At last, Tiny, not Chris Hedges, has revealed what ails Occupy, the difficulty of reaching and empowering the people most victimized in this capitalist society. By targeting the ephemeral Bloc as the source of the illness, Hedges evades this much more challenging social and political dilemma. Accordingly, Occupy should evaluate its internal processes and future actions by the extent to which they bring these people into the movement, and not by simplistic bright line rules about violence and non-violence.
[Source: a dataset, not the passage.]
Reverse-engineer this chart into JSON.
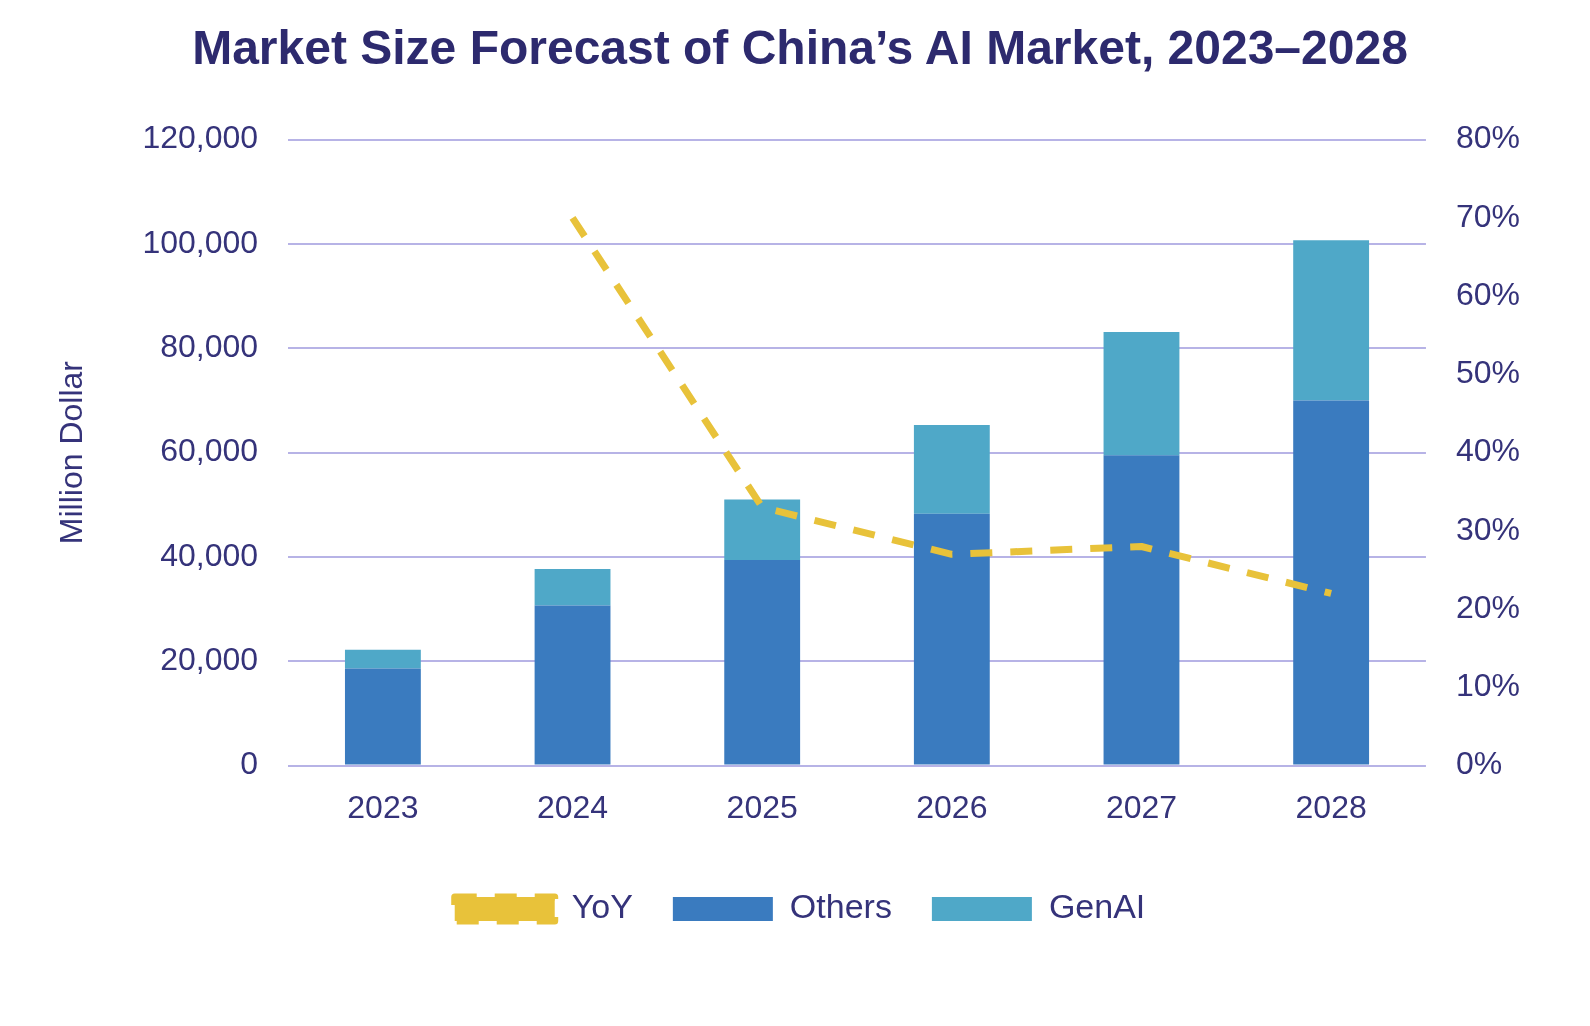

For now, and, perhaps permanently, that means trying to avoid violent confrontations with the police as much as possible, not because the conduct of the police should be considered acceptable, far from it, but, rather, because many of the people that might embrace Occupy most enthusiastically are terrified, and for good reason, of being beaten, arrested, and, if undocumented, deported. I actually accidentally had the opportunity of seeing Tiny request Occupy Oakland support for an immigrants rights march during a general assembly in mid to late November, and someone asked, because of the attempted Traveler's Aid Society takeover, whether there would be any violence. She emphatically said something like . . No . . No . . absolutely not . . we are going to have families with children with us on the march. In relation to the attempt to take over the Kaiser Center, such considerations might suggest an initially more covert effort to seize it, with a subsequent display of public support, as occurred at Wheeler Hall at UC Berkeley in November 2010, instead of a mass attempt to storm police lines at mid-day. Similarly, the manner by which Occupy Oakland organized in advance of the port shutdown, and provided picket line support for striking workers might serve as good examples as well. All three constituted effective efforts to support workers at the base.